At the same time, though, Ling says eBay is making a mistake in not allowing buyers and sellers to use Checkout. “We believe [eBay] should allow Google Checkout,” he says. “They should promote complementary products. It will be faster for buyers to buy and sellers to complete sales.”
Only days after Mountain View, Calif.-based Google launched Checkout, eBay added the payment service to a list of 39 payment products it will not allow sellers to accept, most of them fairly obscure brands. On the other hand, it lists a dozen services, besides PayPal, that it does permit, including Bidpay, CertaPay, Checkfree.com, and Xoom, but also less well-known brands such as Allpay.net and Canadian Tire Money.
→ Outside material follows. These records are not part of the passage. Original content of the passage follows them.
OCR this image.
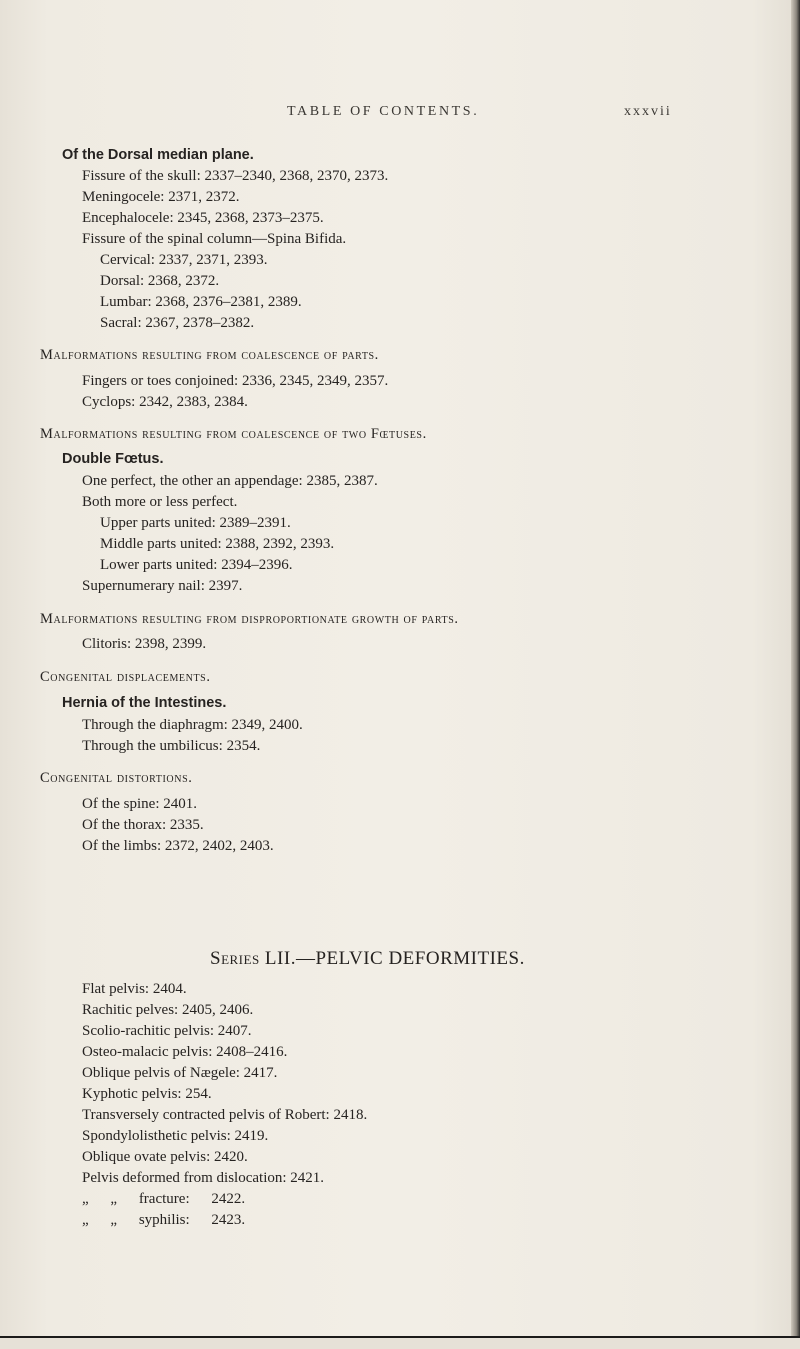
TABLE OF CONTENTS.	xxxvii
Of the Dorsal median plane.
Fissure of the skull: 2337–2340, 2368, 2370, 2373.
Meningocele: 2371, 2372.
Encephalocele: 2345, 2368, 2373–2375.
Fissure of the spinal column—Spina Bifida.
Cervical: 2337, 2371, 2393.
Dorsal: 2368, 2372.
Lumbar: 2368, 2376–2381, 2389.
Sacral: 2367, 2378–2382.
Malformations resulting from coalescence of parts.
Fingers or toes conjoined: 2336, 2345, 2349, 2357.
Cyclops: 2342, 2383, 2384.
Malformations resulting from coalescence of two Fœtuses.
Double Fœtus.
One perfect, the other an appendage: 2385, 2387.
Both more or less perfect.
Upper parts united: 2389–2391.
Middle parts united: 2388, 2392, 2393.
Lower parts united: 2394–2396.
Supernumerary nail: 2397.
Malformations resulting from disproportionate growth of parts.
Clitoris: 2398, 2399.
Congenital displacements.
Hernia of the Intestines.
Through the diaphragm: 2349, 2400.
Through the umbilicus: 2354.
Congenital distortions.
Of the spine: 2401.
Of the thorax: 2335.
Of the limbs: 2372, 2402, 2403.
Series LII.—PELVIC DEFORMITIES.
Flat pelvis: 2404.
Rachitic pelves: 2405, 2406.
Scolio-rachitic pelvis: 2407.
Osteo-malacic pelvis: 2408–2416.
Oblique pelvis of Nægele: 2417.
Kyphotic pelvis: 254.
Transversely contracted pelvis of Robert: 2418.
Spondylolisthetic pelvis: 2419.
Oblique ovate pelvis: 2420.
Pelvis deformed from dislocation: 2421.
„ „ fracture: 2422.
„ „ syphilis: 2423.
On the “Accepted Payments Policy” page of its Web site, eBay says it “wants to ensure that the marketplace offers buyers an array of safe, appropriate, and convenient payment choices for the marketplace.” It adds it “strongly encourages sellers to offer payments through PayPal…” When evaluating a new payment service, eBay says it looks at such factors as whether the service offers protection of privacy and anti-fraud features; involves precious metals; and has a track record of “providing safe and reliable financial and/or banking related services.” The policy adds that “new services without such a track record generally cannot be promoted on eBay.”
In addition, the company says it looks at the “identity, background, and business interests” of the service’s sponsor. Google and eBay, San Jose, Calif., have increasingly come into competition with each other, not only directly in online payments but also with a deal eBay concluded this spring with Yahoo! Inc. in which, among other things, that online search company agreed to promote PayPal.
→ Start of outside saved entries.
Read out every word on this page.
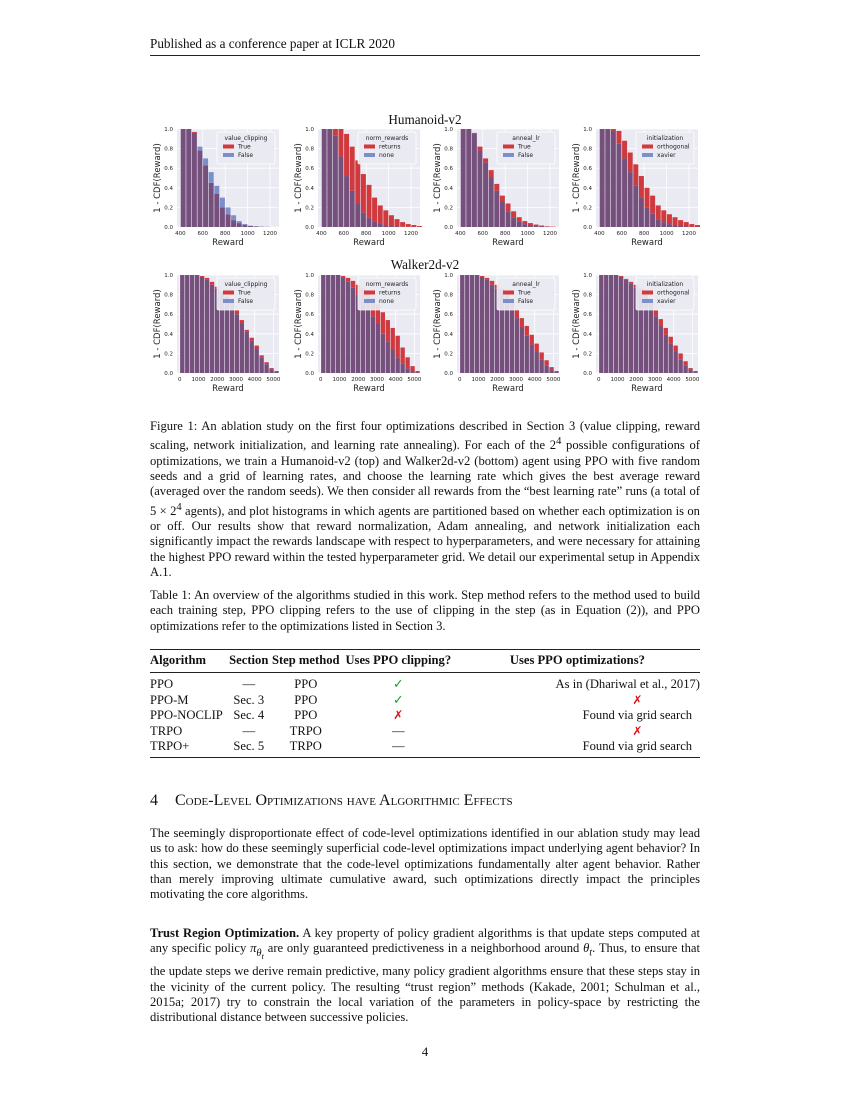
Published as a conference paper at ICLR 2020
Humanoid-v2
Walker2d-v2
0.0
0.2
0.4
0.6
0.8
1.0
400 600 800 1000 1200
Reward
1 - CDF(Reward)
value_clipping
True
False
0.0
0.2
0.4
0.6
0.8
1.0
400 600 800 1000 1200
Reward
1 - CDF(Reward)
norm_rewards
returns
none
0.0
0.2
0.4
0.6
0.8
1.0
400 600 800 1000 1200
Reward
1 - CDF(Reward)
anneal_lr
True
False
0.0
0.2
0.4
0.6
0.8
1.0
400 600 800 1000 1200
Reward
1 - CDF(Reward)
initialization
orthogonal
xavier
0.0
0.2
0.4
0.6
0.8
1.0
0 1000 2000 3000 4000 5000
Reward
1 - CDF(Reward)
value_clipping
True
False
0.0
0.2
0.4
0.6
0.8
1.0
0 1000 2000 3000 4000 5000
Reward
1 - CDF(Reward)
norm_rewards
returns
none
0.0
0.2
0.4
0.6
0.8
1.0
0 1000 2000 3000 4000 5000
Reward
1 - CDF(Reward)
anneal_lr
True
False
0.0
0.2
0.4
0.6
0.8
1.0
0 1000 2000 3000 4000 5000
Reward
1 - CDF(Reward)
initialization
orthogonal
xavier
Figure 1: An ablation study on the first four optimizations described in Section 3 (value clipping, reward scaling, network initialization, and learning rate annealing). For each of the $2^4$ possible configurations of optimizations, we train a Humanoid-v2 (top) and Walker2d-v2 (bottom) agent using PPO with five random seeds and a grid of learning rates, and choose the learning rate which gives the best average reward (averaged over the random seeds). We then consider all rewards from the “best learning rate” runs (a total of $5 \times 2^4$ agents), and plot histograms in which agents are partitioned based on whether each optimization is on or off. Our results show that reward normalization, Adam annealing, and network initialization each significantly impact the rewards landscape with respect to hyperparameters, and were necessary for attaining the highest PPO reward within the tested hyperparameter grid. We detail our experimental setup in Appendix A.1.
Table 1: An overview of the algorithms studied in this work. Step method refers to the method used to build each training step, PPO clipping refers to the use of clipping in the step (as in Equation (2)), and PPO optimizations refer to the optimizations listed in Section 3.
Algorithm	Section	Step method	Uses PPO clipping?	Uses PPO optimizations?
PPO	—	PPO	✓	As in (Dhariwal et al., 2017)
PPO-M	Sec. 3	PPO	✓	✗
PPO-NOCLIP	Sec. 4	PPO	✗	Found via grid search
TRPO	—	TRPO	—	✗
TRPO+	Sec. 5	TRPO	—	Found via grid search
4 Code-Level Optimizations have Algorithmic Effects
The seemingly disproportionate effect of code-level optimizations identified in our ablation study may lead us to ask: how do these seemingly superficial code-level optimizations impact underlying agent behavior? In this section, we demonstrate that the code-level optimizations fundamentally alter agent behavior. Rather than merely improving ultimate cumulative award, such optimizations directly impact the principles motivating the core algorithms.
Trust Region Optimization. A key property of policy gradient algorithms is that update steps computed at any specific policy $\pi_{\theta_t}$ are only guaranteed predictiveness in a neighborhood around $\theta_t$. Thus, to ensure that the update steps we derive remain predictive, many policy gradient algorithms ensure that these steps stay in the vicinity of the current policy. The resulting “trust region” methods (Kakade, 2001; Schulman et al., 2015a; 2017) try to constrain the local variation of the parameters in policy-space by restricting the distributional distance between successive policies.
4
Ebay’s marketplace concluded $12.5 billion in merchandise sales in the first quarter and ran 575.4 million listings for sellers, 15% of which it considered “store” listings. Still, even without access to eBay, Ling says Google is “very pleased with the progress” Checkout has made so far with merchants. The service has signed 102 merchants to accept Checkout, at least some of which are currently clients of Google’s AdWords advertising service. “Right now we’re seeing a lot of interest from merchants who are AdWords clients as well as [those who are] not AdWords clients,” Ling says. Google has tied Checkout closely to AdWords, a service that allows merchants to run short text ads next to related search results, paying on a per-click basis. AdWords clients can use their spending on the ad service to pay for processing on Checkout, which charges 2% plus 20 cents per transaction.
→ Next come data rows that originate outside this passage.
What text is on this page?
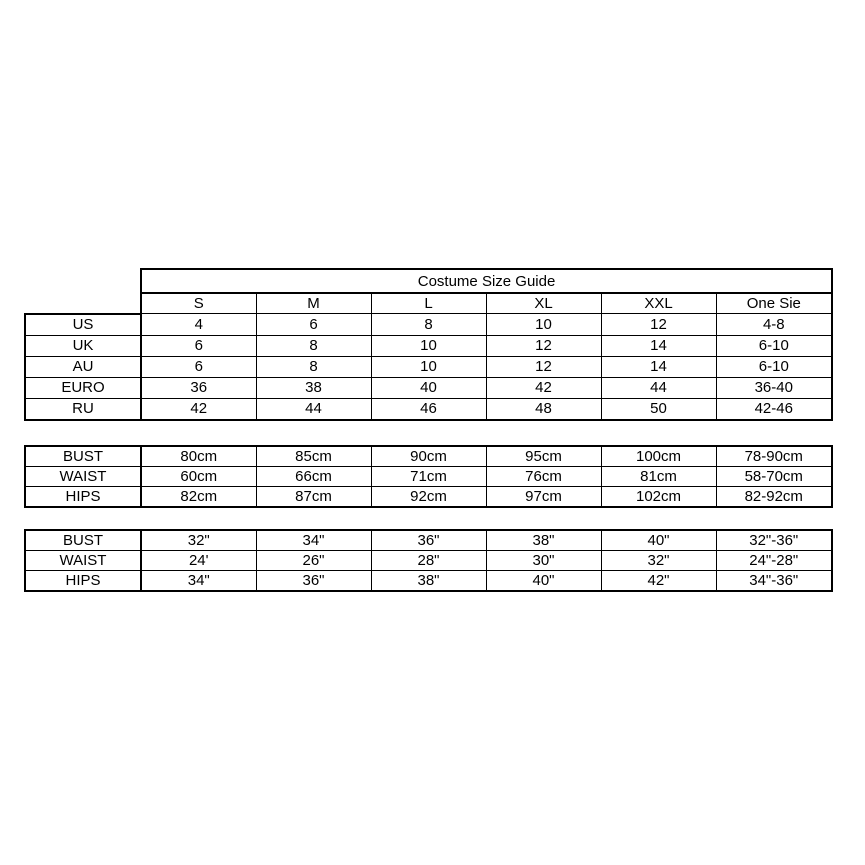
	Costume Size Guide					
	S	M	L	XL	XXL	One Sie
US	4	6	8	10	12	4-8
UK	6	8	10	12	14	6-10
AU	6	8	10	12	14	6-10
EURO	36	38	40	42	44	36-40
RU	42	44	46	48	50	42-46
BUST	80cm	85cm	90cm	95cm	100cm	78-90cm
WAIST	60cm	66cm	71cm	76cm	81cm	58-70cm
HIPS	82cm	87cm	92cm	97cm	102cm	82-92cm
BUST	32"	34"	36"	38"	40"	32"-36"
WAIST	24'	26"	28"	30"	32"	24"-28"
HIPS	34"	36"	38"	40"	42"	34"-36"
Ling refuses to say how many users have signed up for Checkout, which requires consumers to enter information such as billing addresses and payment-card account numbers, all of which is stored for later use on accepting merchants’ sites. “At Google, we don’t release adoption numbers, but I will say we’re pretty pleased with adoption so far,” Ling says. As for the restriction of users to Visa, MasterCard, and other general-purpose card brands, Ling says other payment methods, including stored value and the automated clearing house, are under consideration. “We’re really open to all sorts of payment methods that make sense to consumers,” he says. PayPal allows users to fund accounts via prepayments and the ACH as well as cards.
Google decided to launch Checkout, Ling says, because it had discovered online shoppers were frustrated with current Web-site checkout processes, which he says consumers find slow and tedious each time they visit a new site. This, he says, drives down conversions. “Over half of users abandon shopping carts for whatever reason,” Ling says. “We want to remove that friction.” With Checkout, buyers pay by clicking on a Checkout icon and entering a user name and password. No other data entry is required. Google stands in as the merchant for the card transaction, settling funds to the merchant and paying relevant interchange.